Court Opinion

ID: 7317141
Source: CourtListenerOpinion
Date Created: 2022-07-25 21:08:16.667098+00
Date Added: 2024-06-11T16:19:40.335549
License: Public Domain

Leaking, V. C.
The statutory authorization of a street improvement assessment, levied by reason of benefits received by a property adjacent or near a public street which has been improved by a municipality, being an exercise of the sovereign prerogative of taxation, any statutory construction seeking the ascertainment of legislative intent must necessarily have especial regard to the public necessities on which the exercise of the power is based. Sigler v. Fuller, 34 N. J. Law (5 Vr.) 227, 230; Agurs v. Newark, 35 N. J. Law (6 Vr.) 168, 171. It is well settled that it is within the legislative power to provide that the lien -of a tax or street improvement assessment shall have priority over liens or encumbrances existing prior to the time of the inception of the statutory lien. Morrow v. Dows, 28 N. J. Eq. (1 Stew.) 459, 463; Trustees v. Trenton, 30 N. J. Eq. (3 Stew.) 667, 676; Vreeland v. O’Neil, 36 N. J. Eq. (9 Stew.) 399; S. C., Vreeland v. Jersey City, 37 N. J. Eq. (10 Stew.) 574; S. C., Providence Institution v. Jersey City, 113 U. S. 506. The opinion of Mr. Justice Davis, in Osterberg v. Union Trust Co., 93 U. S. 424, appears to proceed upon the theory that prior encumbrances are subordinated to the lien of a tax assessment unless it is" otherwise directed by the statute under which the tax is levied, but in this state it has been uniformly held that the lien of a tax or street improvement assessment created by a statute will not have that effect unless such a legislative purpose is clearly manifest by the terms of the act. Dows v. Drew, 27 N. J. Eq. (12 C. E. Gr.) 442, 444; Morrow v. Dows, 28 N. J. Eq. (1 Stew.) 459, 464; Trustees v. Trenton, 30 N. J. Eq. (3 Stew.) 667, 679.

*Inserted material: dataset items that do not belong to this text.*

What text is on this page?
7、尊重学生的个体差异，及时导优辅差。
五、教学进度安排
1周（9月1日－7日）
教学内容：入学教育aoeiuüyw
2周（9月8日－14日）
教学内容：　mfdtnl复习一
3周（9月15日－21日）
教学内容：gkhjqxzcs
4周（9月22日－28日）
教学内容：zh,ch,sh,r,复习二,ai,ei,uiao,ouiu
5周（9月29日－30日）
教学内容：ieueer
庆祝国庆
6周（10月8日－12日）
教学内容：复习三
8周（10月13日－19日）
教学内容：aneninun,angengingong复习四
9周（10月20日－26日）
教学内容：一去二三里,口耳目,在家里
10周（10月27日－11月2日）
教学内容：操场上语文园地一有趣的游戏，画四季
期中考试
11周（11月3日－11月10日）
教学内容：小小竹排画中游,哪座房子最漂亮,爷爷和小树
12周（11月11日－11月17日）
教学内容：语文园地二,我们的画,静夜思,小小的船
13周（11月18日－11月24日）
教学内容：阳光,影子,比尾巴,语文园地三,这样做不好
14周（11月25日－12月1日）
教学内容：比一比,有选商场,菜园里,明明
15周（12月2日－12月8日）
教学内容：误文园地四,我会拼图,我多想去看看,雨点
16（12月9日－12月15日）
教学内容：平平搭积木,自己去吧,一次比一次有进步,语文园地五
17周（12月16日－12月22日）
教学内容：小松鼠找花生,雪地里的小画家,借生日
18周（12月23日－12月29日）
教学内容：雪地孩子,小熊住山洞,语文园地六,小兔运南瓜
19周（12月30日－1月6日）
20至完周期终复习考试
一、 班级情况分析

The assessment here in question was levied pursuant to the terms of the act of March 24th, 1897 (P. L. 1897 ¶. 46), as amended. As amended March 30th, 1900 (P. L. 1900 p. 4%), section 58 of the act provides that
■“all such assessments * * * shall be and become a first and paramount lien upon the land and real estate so assessed from the date of confirmation of said assessment until the same shall be paid.”
Bearing in mind that assessments of this class are not burdens imposed on an individual for governmental ends, but spring from *538special benefits conferred upon the particular land which is charged with the lien by reason of the construction of an authorized public work, and also the imperative necessity that the expenditures so made shall be collected from the land benefited to the extent of the benefits so conferred, I think the language of the act above quoted clearly manifests a legislative purpose that the lien of the assessment shall be superior to that of all other liens or encumbrances, whether such other liens or encumbrances are prior or subsequent in time to the date of the confirmation of the assessment. If the lien of a mortgage which is executed and recorded prior to the date of the confirmation of the assessment is to be regarded as paramount to that of the assessment, it is manifest that in many cases the collection of the assessment must be rendered impossible. The necessities which give character to the legislation forbid the assumption of such a legislative purpose.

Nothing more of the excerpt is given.